The same code is used for the plotting of the comparison period. This is functionally identical to the previously listed code, with the only differences being the data frame being formed from the comparison period risk calculations.
# graph variance, VaR for comparison data
time = c(1:nrow(garch_c))
year = substr(garch_c[1,"DATE"],7,10)
year = as.numeric(year)
time = time/252 + year
data = data.frame(garch_c,time)
data$rm_variance = oneday_c$variance
data$rm_VaR = oneday_c$VaR
plot_ly(data, x = ~time, y = ~variance, name = "Garch Model",
type = "scatter", mode = "lines",
line = list(color = 'rgb(205, 12, 24)', width = 1.5)) %>%
add_trace(y = ~rm_variance, name = "RiskMetrics Model",
line = list(color = 'rgb(22, 96, 167)', width = 1.5)) %>%
layout(title = "Comparison Data Daily Variance",
xaxis = list(title = "Year"),
yaxis = list(title = "Variance"))
The comparison period captures half a decade before the main period. You can see the increased volatility a the turn of the century, likely due to excessive speculation in the emerging tech industry and the 9/11 attacks. The GARCH and RiskMetrics models follow similar trends as previously stated above.
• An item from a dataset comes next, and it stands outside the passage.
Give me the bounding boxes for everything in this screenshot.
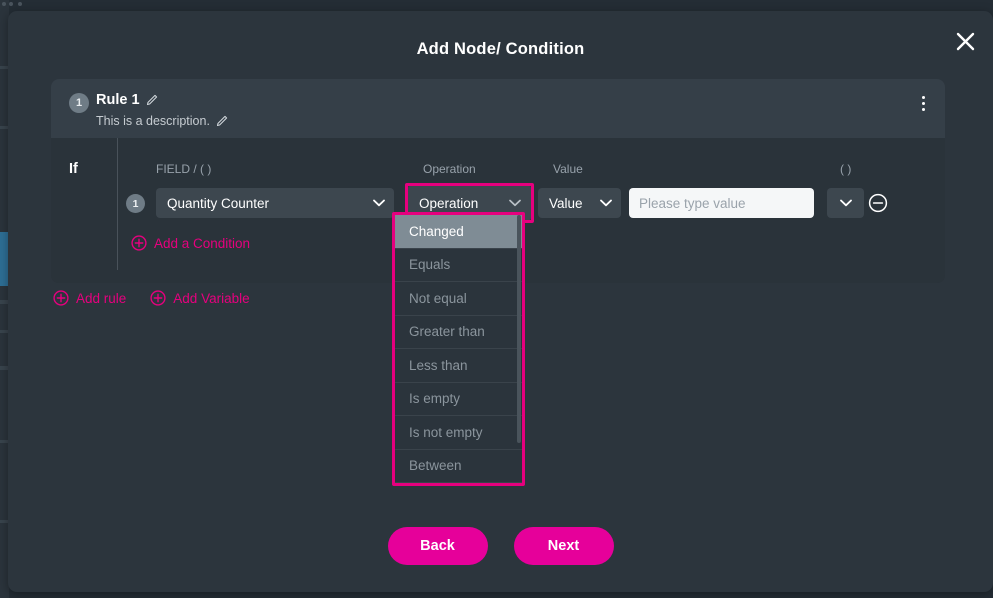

The VaR is plotted in a identical fashion to the previus VaR.
plot_ly(data, x = ~time, y = ~VaR, name = "VaR from Garch",
type = "scatter", mode = "lines",
line = list(color = 'rgb(205, 12, 24)', width = 1.5)) %>%
add_trace(y = ~rm_VaR, name = "VaR from RiskMetrics",
line = list(color = 'rgb(22, 96, 167)', width = 1.5)) %>%
layout(title = "Comparison Data Daily VaR",
xaxis = list(title = "Year"),
yaxis = list(title = "VaR"))
For the comparison period VaR, the VaR again appears to be magnified by the trends of the market volatility. The shifts in VaR values appear to be more sensitive to changes than volatility. For the majority of the early 2000’s, there is rarely ever more than 2% at risk. Outside of the early 2000’s panics, the VaR consistently fluctuates about 1%. Similar to the main period, the 2008 financial crisis leads to 5% of the portfolio being at risk during the moments of highest volatility.
The comparison between the two periods shows that both risk models correct themselves over time. The initial estimate is relatively neglible once a few days pass, and the model reaches a predictable path. For each model, the financial crisis trends nearly identically with one another, even though one model starts half a decade earlier.